Ian deeply breathed the five below zero air and raised the bottle, the glass clicking against his teeth. Then he blew the first blast of a quick march, "Scotland Is My Ain Hame." It deafened the corporal for a moment. Then they both marched the square while Ian played "Campbells Are Coming," and soon Ian was sitting in the snow, shivering so hard he couldn't play. Then they heard Red bugles, and following the bugles, sporadic small-arms fire.

"Let's get the hell outta here, Scotty!" yelled the corporal.

"Right!" said Ian, scrambling to his feet and they ran back to camp, the corporal falling drunkenly every ten meters or so. The next day the story of the pipe and bugle war spread through the battalion and Ian's company commander told him to knock off agitating the gooks with his pipes.

Chrissie's favorite marine pictures of Ian were those he sent from Hawaii, one where he was standing in the center of an open, grass roofed PX. Young marines-shirtless, dungaree clad-were sitting around playing cards, gesturing wildly in exuberant youthful conversation. In the center of the picture and the pandemonium was Ian -tall, broad shouldered and bony in his dungarees-eyes closed, oblivious to it all, playing the pipes serenely, while no one listened.

Ian decided not to take his pipes the second time he volunteered to go overseas, but finally after many weeks, at the conclusion of a letter, was the line: "And Mother, could you please send me my pipes?"
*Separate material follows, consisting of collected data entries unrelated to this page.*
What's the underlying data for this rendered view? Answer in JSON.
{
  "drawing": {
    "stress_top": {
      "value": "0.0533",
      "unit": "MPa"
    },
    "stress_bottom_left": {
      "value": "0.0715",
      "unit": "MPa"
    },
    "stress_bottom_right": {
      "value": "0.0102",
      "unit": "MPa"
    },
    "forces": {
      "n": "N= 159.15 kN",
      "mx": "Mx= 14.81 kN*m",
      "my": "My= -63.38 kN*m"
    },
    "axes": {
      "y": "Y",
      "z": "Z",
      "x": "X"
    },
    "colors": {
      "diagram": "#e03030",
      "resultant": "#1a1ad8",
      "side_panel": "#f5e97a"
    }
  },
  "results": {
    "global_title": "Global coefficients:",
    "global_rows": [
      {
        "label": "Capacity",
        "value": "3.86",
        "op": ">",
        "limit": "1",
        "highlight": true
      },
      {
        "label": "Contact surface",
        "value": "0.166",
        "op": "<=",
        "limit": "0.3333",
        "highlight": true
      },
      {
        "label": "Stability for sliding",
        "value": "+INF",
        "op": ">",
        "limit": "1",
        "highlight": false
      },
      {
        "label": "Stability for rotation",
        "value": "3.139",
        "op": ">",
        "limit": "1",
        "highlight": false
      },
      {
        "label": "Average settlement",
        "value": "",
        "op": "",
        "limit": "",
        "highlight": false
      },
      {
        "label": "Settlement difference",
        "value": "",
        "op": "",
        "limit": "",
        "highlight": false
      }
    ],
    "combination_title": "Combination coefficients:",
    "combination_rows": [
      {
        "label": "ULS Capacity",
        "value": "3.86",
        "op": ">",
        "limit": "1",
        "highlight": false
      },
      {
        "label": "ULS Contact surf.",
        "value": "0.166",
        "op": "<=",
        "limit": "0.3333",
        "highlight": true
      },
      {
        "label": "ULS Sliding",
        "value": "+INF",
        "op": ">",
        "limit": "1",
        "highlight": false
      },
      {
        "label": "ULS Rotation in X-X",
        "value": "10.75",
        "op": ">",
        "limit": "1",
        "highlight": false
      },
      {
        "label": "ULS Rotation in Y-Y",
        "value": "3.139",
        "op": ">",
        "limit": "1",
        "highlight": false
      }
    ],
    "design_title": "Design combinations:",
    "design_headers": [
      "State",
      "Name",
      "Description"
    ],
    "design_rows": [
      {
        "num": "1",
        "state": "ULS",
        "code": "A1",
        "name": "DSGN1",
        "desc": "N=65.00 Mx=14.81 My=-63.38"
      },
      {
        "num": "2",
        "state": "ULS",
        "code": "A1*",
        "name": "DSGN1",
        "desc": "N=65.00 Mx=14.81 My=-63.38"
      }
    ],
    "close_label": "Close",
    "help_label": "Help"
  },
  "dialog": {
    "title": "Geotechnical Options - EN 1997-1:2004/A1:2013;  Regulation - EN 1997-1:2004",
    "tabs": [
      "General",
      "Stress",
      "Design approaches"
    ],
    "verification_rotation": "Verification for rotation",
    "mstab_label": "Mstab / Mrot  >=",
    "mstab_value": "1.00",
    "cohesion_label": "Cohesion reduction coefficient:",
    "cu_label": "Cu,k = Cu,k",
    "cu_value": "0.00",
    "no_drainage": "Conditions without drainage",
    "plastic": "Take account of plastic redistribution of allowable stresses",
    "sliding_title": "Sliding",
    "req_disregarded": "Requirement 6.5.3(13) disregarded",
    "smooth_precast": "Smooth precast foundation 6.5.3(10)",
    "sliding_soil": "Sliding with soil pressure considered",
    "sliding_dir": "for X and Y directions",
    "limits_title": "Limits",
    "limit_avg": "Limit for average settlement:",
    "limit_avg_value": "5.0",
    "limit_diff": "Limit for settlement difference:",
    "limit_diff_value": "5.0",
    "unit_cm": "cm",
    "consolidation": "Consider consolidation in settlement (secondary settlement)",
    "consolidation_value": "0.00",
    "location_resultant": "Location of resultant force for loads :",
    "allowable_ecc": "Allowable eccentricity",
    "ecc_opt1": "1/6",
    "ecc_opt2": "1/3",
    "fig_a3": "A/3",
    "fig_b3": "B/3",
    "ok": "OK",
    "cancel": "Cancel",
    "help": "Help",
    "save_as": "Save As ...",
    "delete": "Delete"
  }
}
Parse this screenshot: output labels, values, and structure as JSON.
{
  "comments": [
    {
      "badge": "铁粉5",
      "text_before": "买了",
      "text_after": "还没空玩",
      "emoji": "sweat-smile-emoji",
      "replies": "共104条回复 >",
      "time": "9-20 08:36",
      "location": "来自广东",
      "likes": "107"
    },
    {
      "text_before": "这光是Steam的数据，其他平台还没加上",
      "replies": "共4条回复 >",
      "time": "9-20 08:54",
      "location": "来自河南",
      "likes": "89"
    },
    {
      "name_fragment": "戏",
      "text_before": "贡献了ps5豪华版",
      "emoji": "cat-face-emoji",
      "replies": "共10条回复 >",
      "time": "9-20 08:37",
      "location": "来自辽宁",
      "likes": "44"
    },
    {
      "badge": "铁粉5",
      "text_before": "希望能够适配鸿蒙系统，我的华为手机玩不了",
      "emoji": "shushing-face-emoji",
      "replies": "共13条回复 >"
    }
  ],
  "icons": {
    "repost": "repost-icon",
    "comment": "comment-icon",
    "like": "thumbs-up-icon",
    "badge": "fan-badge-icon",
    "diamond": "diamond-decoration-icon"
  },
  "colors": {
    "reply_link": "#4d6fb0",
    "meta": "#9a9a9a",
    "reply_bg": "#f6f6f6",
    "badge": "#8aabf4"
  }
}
A bug-eyed ketch, the folly Roger, twin masted, shining in the sunlight. The Pacific, calm and blue. The horizon fiery. Knifing through the glossy isthmus under full sail, the crew of the tiny thirty-five footer was excited and happy.

The captain, Earl Schultz, a new friend, was a salty ex-merchant seaman, who looked like Popeye, a man partially crippled from a fall down a cargo hatch. The two crewmen were younger men, childhood friends: Wayne Ferber, the smaller one, eyes deep and close set, sharp chin, ears and mind. The other, a tall, twenty-five year old student of zoology and pre-med, a Korean vet, his short curly hair flashing auburn in the white sunlight. He was atop the bowsprit piping in celebration whenever the ketch tacked or changed course, each successful maneuver calling for a drink of wine from the goatskin bag they dragged behind the boat in the cold water.

And when they approached the harbor that fourth of July weekend, knowing Avalon would be jammed with tourists, the piper shouted: "Let's go in first class!"

And no schooner crew ever passed the isthmus more proudly than this scaled down bug-eyed ketch with the young man on the bowsprit piping "Campbells Are Coming."

"Ian's having a whale of a time up there," said Wayne to the captain, who was letting him steer the little boat. "When he first came back from Korea he just wanted to sit around the apartment and play the bagpipe chanter. His mom would needle him a little and say, 'Drowning in your own sorrow again, Ian?' Finally he snapped out of it.

"It's been a great outing for us," Wayne continued. "It's like our kid adventures, when we rode bikes clear to Lake Elsinore, and when we used to ride the Red Car to Santa Monica pier, or bicycle to Griffith Park and hike up to the observatory. I guess you could call us dreamers with these crazy schemes we've got to build our own boat and sail to Australia."

Ian piped them into Catalina grandly and they had to anchor loose. The ketch had no radio, no engine. Schultz called her "a real seafarin boat." The three of them swam off the dinghy that day and hiked over the island, then joined a yacht club party at the harbor, almost sinking the dinghy on the way back. Ian piped in the hangovers the next morning. They considered it a real South Sea sailor's holiday.

It was at the yacht club party that Ian heard the story of the shark. A portly suntanned yachtsman in a navy, gold-buttoned jacket and immaculate white trousers was telling about it over a wet martini. "They're stupid creatures you know," he said, sucking a stuffed olive off a green plastic toothpick and shifting it from one side of his mouth to the other. "They're incredibly stupid. You gut one and throw him overboard on the starboard side of the boat. And then throw the guts on the port side, and he'll swim around following the spoor and bite at his own guts. Savage and disgusting!"